Jakarta, PONTAS.ID – Perbaikan kebijakan terkait teknologi informasi membutuhkan perhatian yang terpusat pada manusia dan infrastruktur yang mendukungnya dalam rangka mewujudkan perlindungan bagi setiap warga negara.
“Revisi kedua Undang-Undang Informasi dan Transaksi Elektronik (UU ITE) diharapkan mampu memperkuat aspek perlindungan setiap warga negara yang merupakan amanah dari konstitusi kita ,” kata Wakil Ketua MPR RI, Lestari Moerdijat, Rabu (6/12/2023).
Kehadiran UU ITE, ujar Lestari, sejatinya sama seperti undang-undang lainnya sebagai bagian dari upaya negara melindungi segenap bangsa dan seluruh tumpah darah Indonesia, sebagaimana diamanatkan Pembukaan Konstitusi UUD 1945.

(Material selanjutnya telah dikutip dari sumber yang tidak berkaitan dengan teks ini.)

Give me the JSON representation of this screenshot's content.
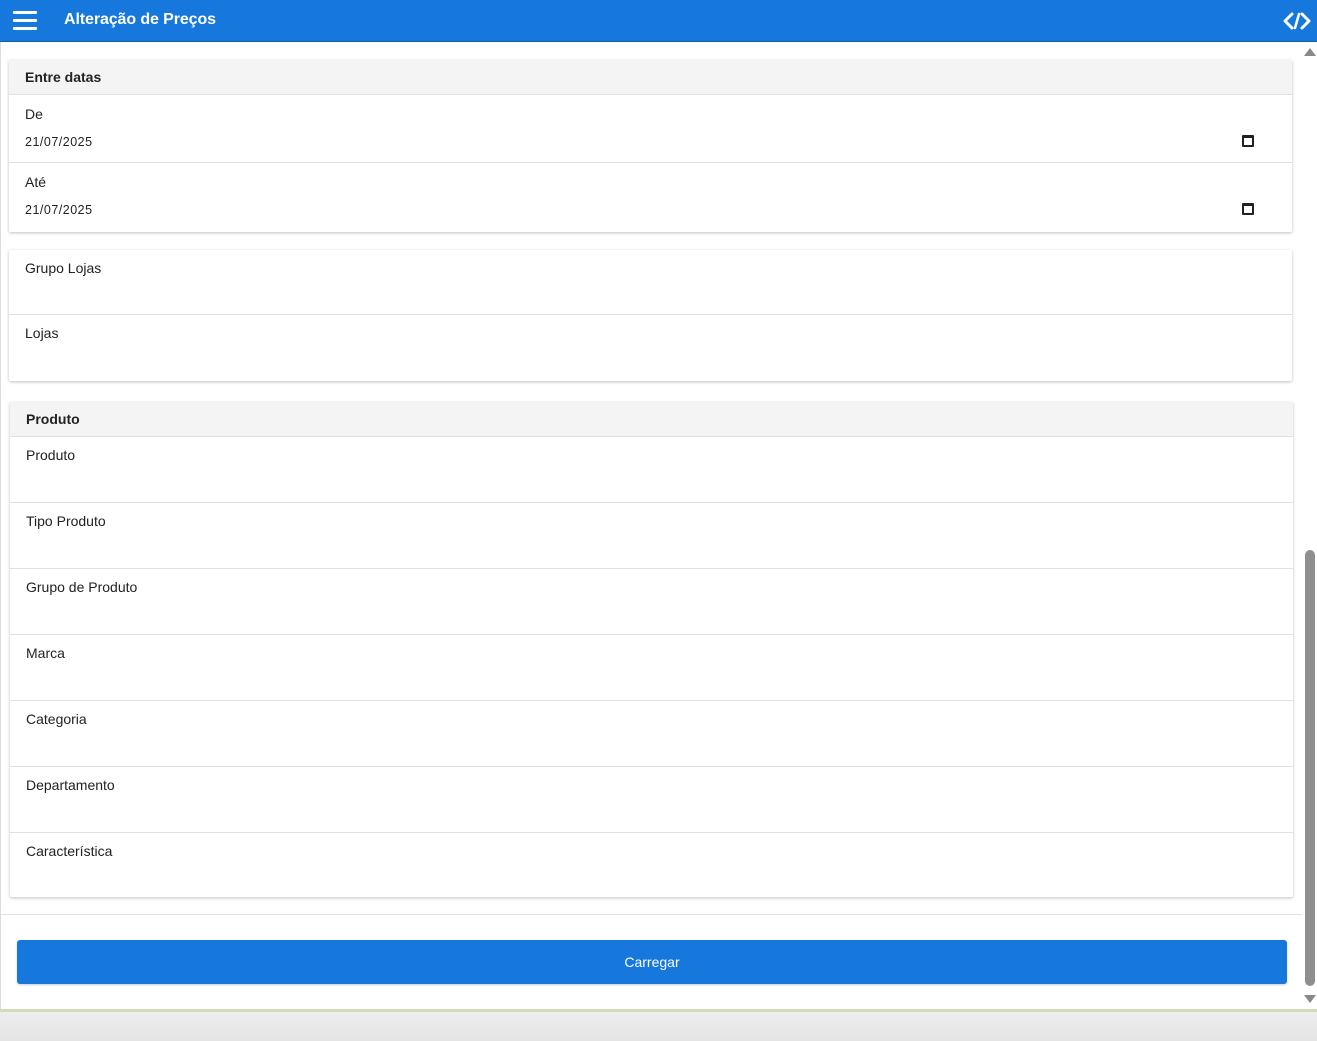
{
  "header": {
    "title": "Alteração de Preços",
    "menu_icon": "hamburger-menu-icon",
    "code_icon": "code-brackets-icon"
  },
  "dates": {
    "section_title": "Entre datas",
    "from_label": "De",
    "from_value": "21/07/2025",
    "to_label": "Até",
    "to_value": "21/07/2025"
  },
  "stores": {
    "group_label": "Grupo Lojas",
    "stores_label": "Lojas"
  },
  "product": {
    "section_title": "Produto",
    "fields": [
      "Produto",
      "Tipo Produto",
      "Grupo de Produto",
      "Marca",
      "Categoria",
      "Departamento",
      "Característica"
    ]
  },
  "actions": {
    "load_label": "Carregar"
  },
  "colors": {
    "primary": "#1677dd",
    "header_bg": "#f4f4f4"
  }
}
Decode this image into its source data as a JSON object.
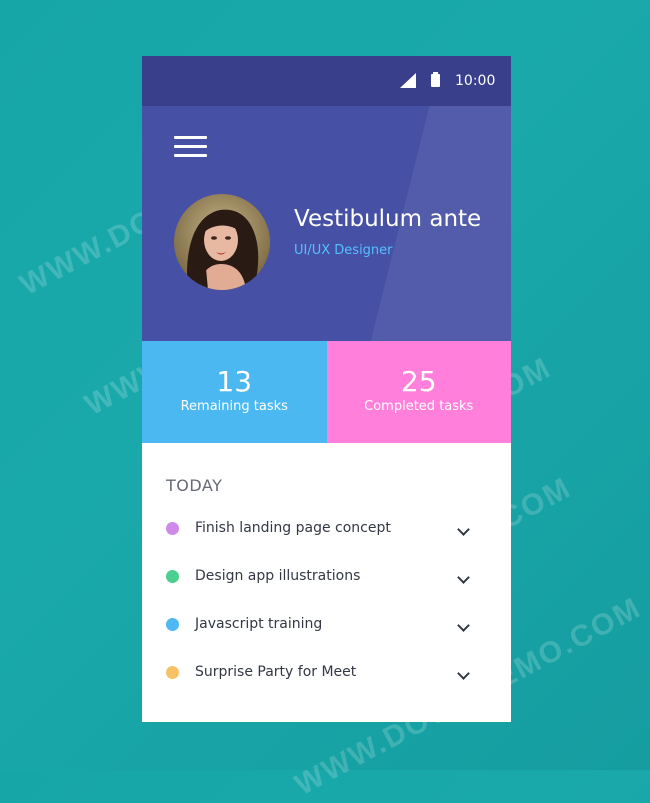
{
  "watermark": "WWW.DOWNDEMO.COM",
  "status_bar": {
    "time": "10:00"
  },
  "profile": {
    "name": "Vestibulum ante",
    "role": "UI/UX Designer"
  },
  "stats": [
    {
      "value": "13",
      "label": "Remaining tasks"
    },
    {
      "value": "25",
      "label": "Completed tasks"
    }
  ],
  "today": {
    "title": "TODAY",
    "tasks": [
      {
        "label": "Finish landing page concept",
        "color": "#cf8ae8"
      },
      {
        "label": "Design app illustrations",
        "color": "#4cd08f"
      },
      {
        "label": "Javascript training",
        "color": "#4fb8f4"
      },
      {
        "label": "Surprise Party for Meet",
        "color": "#f7c266"
      }
    ]
  },
  "colors": {
    "status_bar": "#3a3f8c",
    "header": "#4650a5",
    "remaining": "#4cb8f2",
    "completed": "#ff7fdb",
    "role_text": "#55c0ff"
  },
  "icons": {
    "menu": "hamburger-icon",
    "signal": "signal-icon",
    "battery": "battery-icon",
    "expand": "chevron-down-icon"
  }
}
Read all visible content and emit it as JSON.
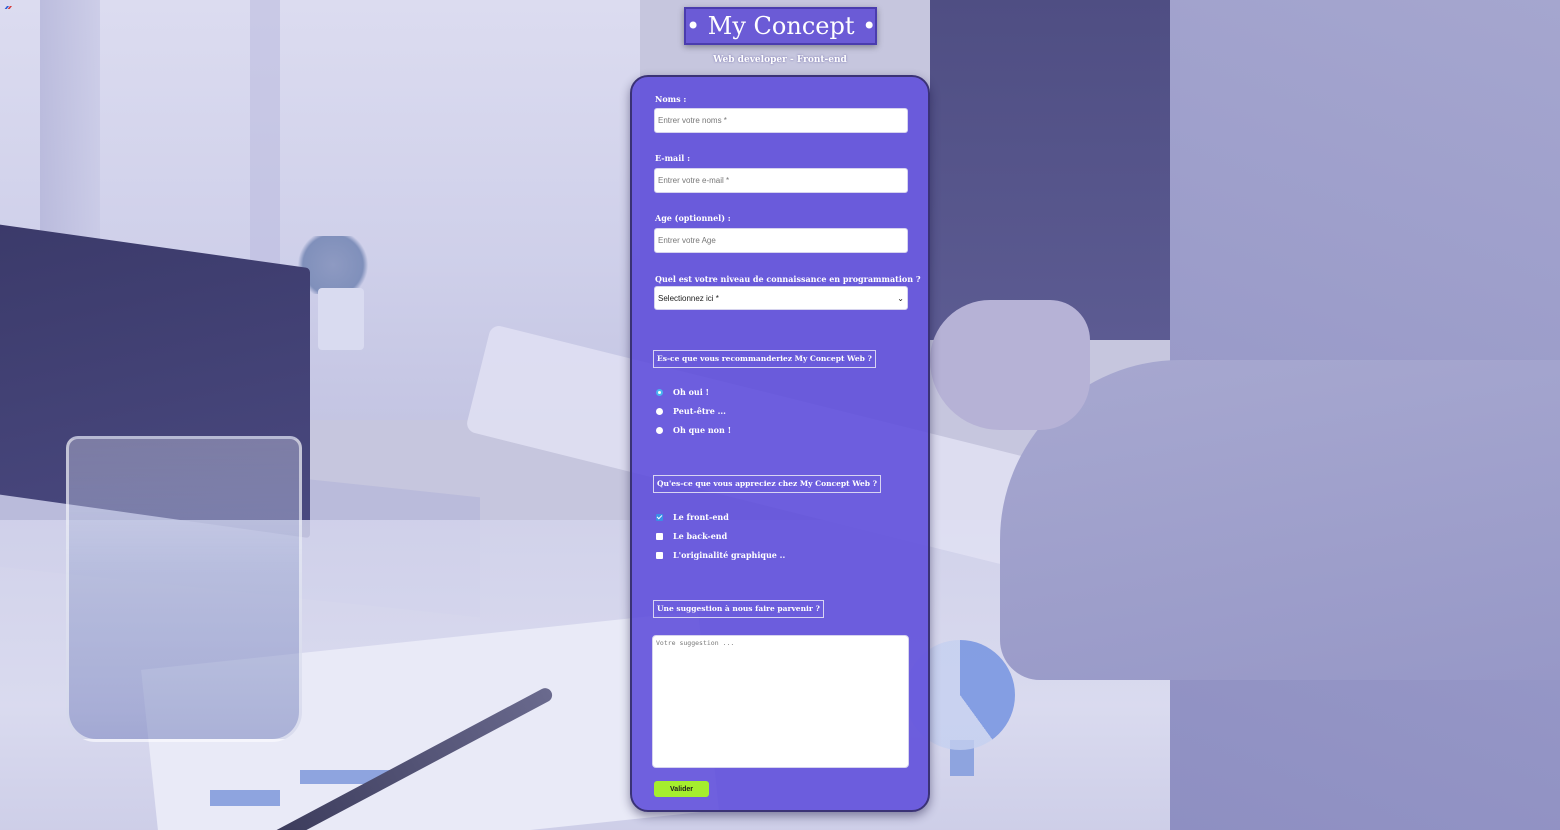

Namun, tambah Rerie, sapaan akrab Lestari, kehadiran sejumlah ‘pasal karet’ pada UU ITE justru terkesan meniadakan esensi perlindungan sebagaimana ditegaskan UUD 1945.
Akibatnya, ujar Rerie yang juga anggota Komisi X DPR RI dari Dapil II Jawa Tengah itu, polemik penanganan kasus berbasis implementasi UU-ITE justru memantik kritik dari masyarakat akan prinsip keadilan, rasa aman melalui kepastian hukum bagi anak bangsa.
Menurut Rerie, upaya merevisi UU ITE harus
memperhatikan bahwa tugas negara adalah
menjamin keberlanjutan transaksi informasi dan komunikasi masyarakat dengan tetap mempertimbangkan aspek keamanan, pertahanan dan kedaulatan negara.
Dengan demikian, tegas Anggota Majelis Tinggi Partai NasDem itu, UU-ITE menjadi bagian dari sistem perlindungan yang utuh, menyematkan nilai kebangsaan dalam dinamika perlindungan tanpa
membiarkan manusia sebagai obyek teknologi semata.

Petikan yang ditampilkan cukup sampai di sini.